Peak machte eine Pause.

»Vor diesem Hintergrund ein paar Zahlen. 2000 Schiffe täglich drängen sich durch die Malakkastraße und ihre angrenzenden Meerengen, fast 20000 Schiffe aller Größen durchqueren im Jahr den Suezkanal. Das ergibt jeweils 15 Prozent des Welthandels. 300 Schiffe kreuzen am Tag im englischen Kanal, um ins meistbefahrene Meer der Welt zu gelangen, in die Nordsee. Rund 44000 Schiffe pro Jahr verbinden Hongkong mit der Welt. Zigtausend Frachter, Tanker und Fähren bewegen sich jährlich über den Globus, von Fischereiflotten, Kuttern, Segelyachten und Sportbooten ganz zu schweigen. Millionen Schiffsbewegungen verzeichnen die Ozeane, Randmeere, Kanäle und Meerengen. Angesichts dessen mag es übertrieben erscheinen, vom gelegentlichen Untergang eines Supertankers oder Containerfrachters auf eine ernsthafte Krise der Seeschifffahrt zu schließen. So leicht lässt sich niemand davon abschrecken, noch den letzten Rosthaufen mit Öl zu füllen und auf Fahrt zu schicken. — Nebenbei, die meisten der rund 7000 Öltanker weltweit befinden sich in einem miserablen Zustand. Über die Hälfte davon tut seit mehr als 20 Jahren Dienst, viele der Supertanker kann man getrost als schrottreif bezeichnen. Da wird einiges in Kauf genommen. Die Katastrophe ist potenziell, aber geläufig. Man beginnt zu rechnen: Könnte es gut gehen? Man kennt die Faktoren, das Ganze wird zum Glücksspiel. Wenn ein 300 Meter langer Tanker in ein Wellental gerät, wird er in der Mitte um bis zu einem Meter durchgebogen, das zermürbt jede Konstruktion.
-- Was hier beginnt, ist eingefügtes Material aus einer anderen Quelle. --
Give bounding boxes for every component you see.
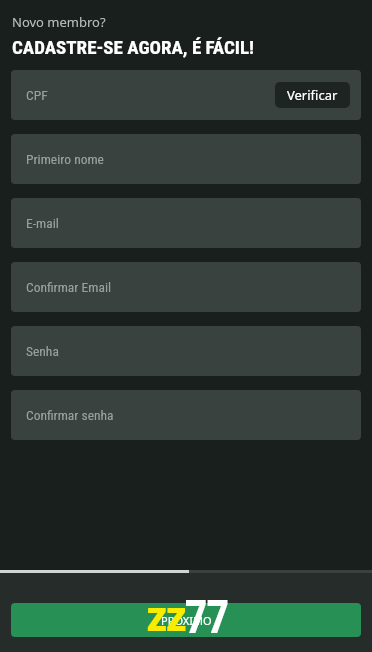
- button[interactable]: Verificar: [275, 82, 350, 108]
- button[interactable]: Senha: [11, 326, 361, 376]
- staticText: CPF: [26, 87, 48, 103]
- button[interactable]: Primeiro nome: [11, 134, 361, 184]
- staticText: Confirmar senha: [26, 407, 114, 423]
- button[interactable]: Confirmar senha: [11, 390, 361, 440]
- button[interactable]: E-mail: [11, 198, 361, 248]
- staticText: Verificar: [287, 86, 338, 104]
- staticText: E-mail: [26, 215, 59, 231]
- staticText: Senha: [26, 343, 59, 359]
- staticText: Primeiro nome: [26, 151, 104, 167]
- staticText: CADASTRE-SE AGORA, É FÁCIL!: [12, 36, 255, 58]
- staticText: ZZ: [147, 597, 187, 641]
- staticText: PRÓXIMO: [161, 613, 212, 628]
- button[interactable]: PRÓXIMO: [11, 603, 361, 637]
- staticText: 77: [185, 583, 229, 647]
- staticText: Novo membro?: [12, 13, 106, 31]
- button[interactable]: CPF: [11, 70, 361, 120]
- staticText: Confirmar Email: [26, 279, 112, 295]
- button[interactable]: Confirmar Email: [11, 262, 361, 312]
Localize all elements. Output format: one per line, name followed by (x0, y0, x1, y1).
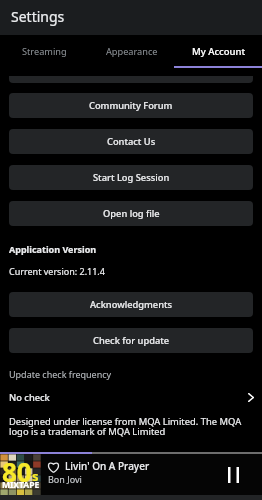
staticText: Settings (11, 7, 65, 26)
button[interactable]: Acknowledgments (9, 292, 253, 317)
staticText: Application Version (9, 243, 97, 255)
staticText: s (32, 467, 39, 485)
staticText: Appearance (106, 45, 158, 58)
button[interactable]: Open log file (9, 201, 253, 226)
button[interactable]: Favourite (45, 459, 61, 475)
staticText: Contact Us (107, 135, 156, 148)
staticText: Streaming (22, 45, 67, 58)
staticText: Current version: 2.11.4 (9, 265, 105, 277)
staticText: MIXTAPE (2, 479, 40, 491)
button[interactable]: My Account (175, 35, 262, 68)
staticText: Designed under license from MQA Limited.… (9, 415, 249, 437)
staticText: No check (9, 391, 50, 404)
staticText: 80 (2, 454, 32, 489)
staticText: Community Forum (89, 99, 173, 112)
button[interactable]: No check (0, 387, 262, 408)
staticText: Check for update (93, 334, 170, 347)
button[interactable]: Start Log Session (9, 165, 253, 190)
staticText: Update check frequency (9, 368, 112, 380)
button[interactable]: Streaming (0, 35, 88, 68)
button[interactable]: Check for update (9, 328, 253, 353)
button[interactable]: Community Forum (9, 93, 253, 118)
staticText: Livin' On A Prayer (65, 459, 150, 473)
button[interactable]: Contact Us (9, 129, 253, 154)
staticText: Open log file (103, 207, 160, 220)
staticText: Acknowledgments (90, 298, 173, 311)
staticText: My Account (192, 45, 246, 58)
staticText: Start Log Session (93, 171, 170, 184)
button[interactable]: Appearance (88, 35, 175, 68)
button[interactable]: Pause (213, 455, 253, 495)
staticText: Bon Jovi (48, 473, 82, 485)
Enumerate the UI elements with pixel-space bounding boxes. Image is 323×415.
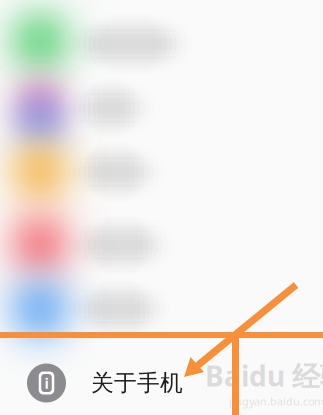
staticText: 关于手机 (91, 369, 183, 397)
staticText: jingyan.baidu.com (229, 394, 323, 408)
staticText: i (44, 373, 48, 393)
staticText: Baidu 经验 (205, 357, 323, 394)
button[interactable]: i (0, 353, 323, 413)
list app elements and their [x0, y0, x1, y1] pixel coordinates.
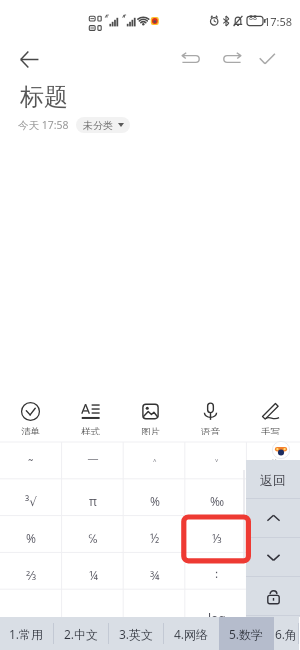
staticText: ‥ — [28, 610, 35, 626]
button[interactable]: % — [124, 482, 186, 519]
staticText: 今天 17:58 — [18, 118, 69, 132]
staticText: 样式 — [81, 426, 100, 435]
staticText: ˄ — [153, 456, 157, 472]
staticText: 6.角 — [275, 626, 298, 642]
staticText: ³√ — [25, 493, 37, 509]
staticText: 2.中文 — [64, 626, 99, 642]
button[interactable]: Key — [246, 538, 300, 577]
staticText: · — [91, 610, 95, 626]
button[interactable]: ⅓ — [186, 519, 248, 556]
button[interactable]: ³√ — [0, 482, 62, 519]
button[interactable]: 返回 — [246, 460, 300, 499]
button[interactable]: ⋯ — [124, 599, 186, 636]
staticText: 17:58 — [264, 14, 293, 29]
staticText: 清单 — [21, 426, 40, 435]
staticText: 4.网络 — [174, 626, 209, 642]
staticText: 未分类 — [83, 119, 113, 132]
button[interactable]: ¼ — [248, 519, 300, 556]
button[interactable]: Back — [12, 42, 46, 76]
staticText: 图片 — [141, 426, 160, 435]
staticText: ˜ — [28, 456, 34, 472]
button[interactable]: Done — [251, 43, 283, 75]
button[interactable]: ¾ — [124, 556, 186, 593]
button[interactable]: 2.中文 — [54, 617, 109, 650]
button[interactable]: ∶ — [186, 556, 248, 593]
staticText: 1.常用 — [9, 626, 44, 642]
staticText: ¾ — [150, 567, 160, 583]
button[interactable]: ⅔ — [0, 556, 62, 593]
button[interactable]: ￣ — [62, 445, 124, 482]
staticText: 标题 — [20, 82, 68, 112]
staticText: 5.数学 — [229, 626, 264, 642]
button[interactable]: Key — [246, 577, 300, 616]
staticText: ℅ — [88, 530, 98, 546]
button[interactable]: ˘ — [248, 445, 300, 482]
button[interactable]: ‰ — [186, 482, 248, 519]
button[interactable]: Undo — [176, 43, 208, 75]
button[interactable]: 手写 — [240, 399, 300, 435]
staticText: ∷ — [270, 568, 278, 582]
staticText: ⅔ — [26, 567, 37, 583]
staticText: 3.英文 — [119, 626, 154, 642]
button[interactable]: 图片 — [120, 399, 180, 435]
button[interactable]: log — [186, 599, 248, 636]
button[interactable]: 5.数学 — [219, 617, 274, 650]
staticText: % — [26, 530, 36, 546]
button[interactable]: Key — [246, 499, 300, 538]
button[interactable]: ˅ — [186, 445, 248, 482]
staticText: ∵ — [270, 494, 278, 508]
staticText: 手写 — [261, 426, 280, 435]
button[interactable]: ln — [248, 599, 300, 636]
button[interactable]: Redo — [215, 43, 247, 75]
button[interactable]: ‥ — [0, 599, 62, 636]
button[interactable]: 未分类 — [76, 117, 130, 133]
staticText: ⋯ — [149, 611, 161, 625]
button[interactable]: ∵ — [248, 482, 300, 519]
staticText: ½ — [150, 530, 160, 546]
button[interactable]: 6.角 — [274, 617, 299, 650]
staticText: 返回 — [260, 472, 286, 488]
staticText: ‰ — [210, 493, 225, 509]
staticText: ˅ — [215, 456, 219, 472]
button[interactable]: ˄ — [124, 445, 186, 482]
button[interactable]: π — [62, 482, 124, 519]
button[interactable]: 语音 — [180, 399, 240, 435]
button[interactable]: ∷ — [248, 556, 300, 593]
button[interactable]: 清单 — [0, 399, 60, 435]
button[interactable]: · — [62, 599, 124, 636]
staticText: ln — [269, 610, 280, 626]
button[interactable]: 4.网络 — [164, 617, 219, 650]
button[interactable]: ˜ — [0, 445, 62, 482]
staticText: log — [208, 610, 226, 626]
staticText: π — [89, 493, 97, 509]
staticText: ￣ — [87, 456, 99, 471]
staticText: ˘ — [272, 456, 277, 472]
staticText: ¼ — [270, 530, 279, 546]
button[interactable]: 1.常用 — [0, 617, 54, 650]
button[interactable]: ¼ — [62, 556, 124, 593]
button[interactable]: ½ — [124, 519, 186, 556]
button[interactable]: 3.英文 — [109, 617, 164, 650]
button[interactable]: 样式 — [60, 399, 120, 435]
staticText: ⅓ — [212, 530, 222, 546]
staticText: % — [150, 493, 160, 509]
button[interactable]: % — [0, 519, 62, 556]
staticText: 语音 — [201, 426, 220, 435]
staticText: 88 — [249, 13, 258, 23]
staticText: ¼ — [89, 567, 98, 583]
staticText: ∶ — [215, 568, 219, 582]
button[interactable]: ℅ — [62, 519, 124, 556]
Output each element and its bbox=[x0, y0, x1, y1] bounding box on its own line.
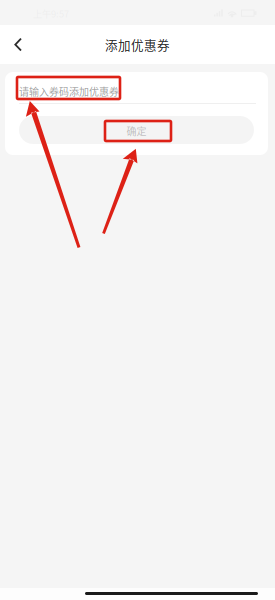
staticText: 请输入券码添加优惠券 bbox=[19, 84, 119, 99]
staticText: 添加优惠券 bbox=[105, 35, 170, 54]
button[interactable]: 返回 bbox=[0, 25, 34, 64]
button[interactable]: 确定 bbox=[19, 116, 254, 144]
staticText: 确定 bbox=[126, 124, 146, 138]
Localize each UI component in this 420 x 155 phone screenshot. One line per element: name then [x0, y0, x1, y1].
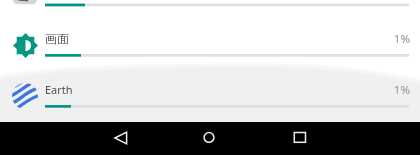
button[interactable] — [0, 0, 420, 10]
staticText: 画面 — [45, 31, 69, 46]
button[interactable]: 画面 — [0, 10, 420, 61]
button[interactable]: Earth — [0, 61, 420, 112]
staticText: 1% — [379, 82, 410, 98]
staticText: 1% — [379, 31, 410, 47]
button[interactable]: Home — [190, 122, 230, 155]
button[interactable]: Recent apps — [280, 122, 320, 155]
staticText: Earth — [45, 82, 73, 97]
button[interactable]: Back — [100, 122, 141, 155]
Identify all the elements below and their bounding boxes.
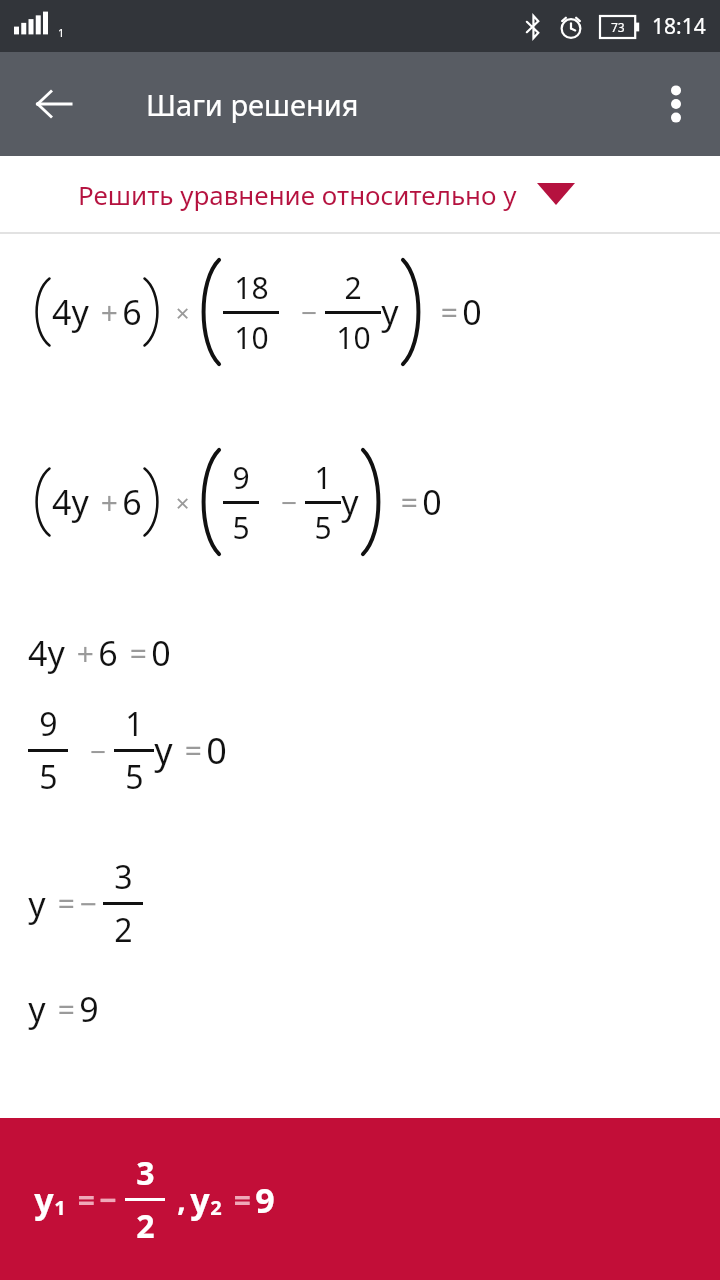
staticText: + [89,482,122,523]
staticText: × [166,296,193,329]
staticText: 0 [422,479,442,525]
staticText: y [34,1177,54,1223]
staticText: y [190,1177,210,1223]
staticText: 6 [122,289,142,335]
staticText: − [99,1179,117,1220]
button[interactable]: More options [648,76,704,132]
staticText: 18 [234,267,269,308]
staticText: = [46,883,79,924]
staticText: 1 [314,457,332,498]
staticText: 1 [125,702,144,746]
staticText: = [389,482,422,523]
staticText: = [46,989,79,1030]
staticText: y [154,726,173,775]
staticText: 10 [234,317,269,358]
staticText: = [222,1179,255,1220]
staticText: = [173,730,206,771]
staticText: 5 [314,507,332,548]
staticText: + [65,633,98,674]
staticText: 2 [344,267,362,308]
staticText: 9 [39,702,58,746]
staticText: = [66,1179,99,1220]
staticText: 9 [79,986,99,1032]
staticText: y [28,881,46,927]
button[interactable]: Решить уравнение относительно y [0,156,720,232]
staticText: Решить уравнение относительно y [78,177,517,212]
staticText: 73 [611,19,625,35]
staticText: 6 [98,630,118,676]
staticText: 1 [54,1194,66,1221]
staticText: 0 [151,630,171,676]
staticText: − [68,732,114,770]
staticText: , [165,1179,190,1220]
staticText: 2 [114,908,133,952]
staticText: y [381,289,399,335]
staticText: Шаги решения [146,85,359,124]
staticText: 2 [136,1204,155,1248]
staticText: 4y [28,630,65,676]
staticText: 3 [114,855,133,899]
staticText: = [118,633,151,674]
staticText: − [279,293,325,331]
staticText: y [341,479,359,525]
staticText: 10 [336,317,371,358]
staticText: 4y [52,289,89,335]
staticText: 18:14 [652,12,706,41]
staticText: 5 [125,755,144,799]
staticText: 1 [58,25,65,40]
staticText: = [429,292,462,333]
staticText: 4y [52,479,89,525]
button[interactable]: Back [22,72,86,136]
staticText: 3 [136,1151,155,1195]
staticText: 9 [232,457,250,498]
staticText: − [79,883,97,924]
staticText: y [28,986,46,1032]
staticText: − [259,483,305,521]
staticText: 0 [206,726,227,775]
staticText: + [89,292,122,333]
staticText: × [166,486,193,519]
staticText: 9 [255,1177,275,1223]
staticText: 5 [232,507,250,548]
staticText: 0 [462,289,482,335]
staticText: 6 [122,479,142,525]
staticText: 2 [210,1194,222,1221]
staticText: 5 [39,755,58,799]
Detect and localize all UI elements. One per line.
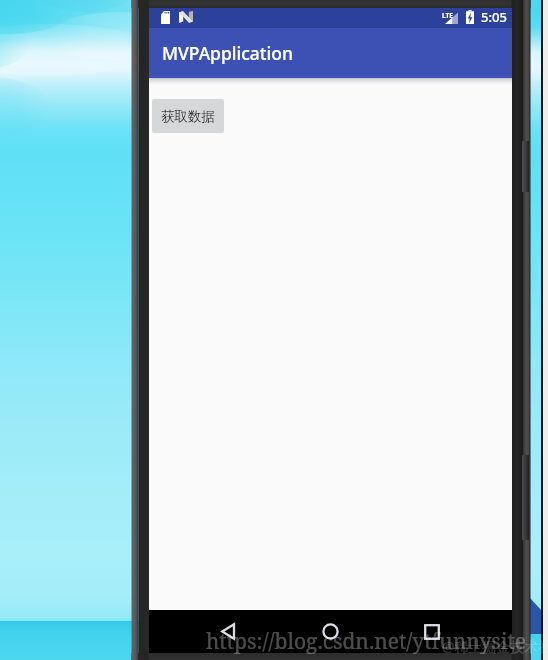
button[interactable]: Recents [402, 610, 462, 653]
button[interactable]: Back [198, 610, 258, 653]
staticText: 5:05 [481, 8, 507, 26]
staticText: @稀土掘金技术社区 [442, 637, 548, 656]
button[interactable]: 获取数据 [152, 99, 224, 133]
staticText: MVPApplication [162, 41, 293, 65]
staticText: 获取数据 [161, 108, 215, 125]
staticText: LTE [442, 11, 453, 20]
button[interactable]: Home [300, 610, 360, 653]
staticText: https://blog.csdn.net/ytfunnysite [206, 627, 527, 656]
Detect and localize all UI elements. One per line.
Der Tanker fährt trotzdem, weil man sich den Ausgang der Fahrt schönrechnet.« Peak lächelte dünn. »Wenn aber völlig unerklärliche Phänomene zu Unglücksfällen führen, ist die Rechnerei dahin. Das Risiko wird unkalkulierbar. Eine ganz eigenartige Psychologie kommt ins Spiel. Wir nennen sie die Hai-Psychose. Nie weiß man, wo der Hai gerade ist, wen er als Nächstes fressen könnte, also reicht ein Exemplar, um tausende Urlauber daran zu hindern, ins Wasser zu gehen. Statistisch wäre es dem einen Menschenfresser unmöglich, dem Tourismus erkennbaren Schaden zuzufügen. Praktisch bringt er ihn zum Erliegen.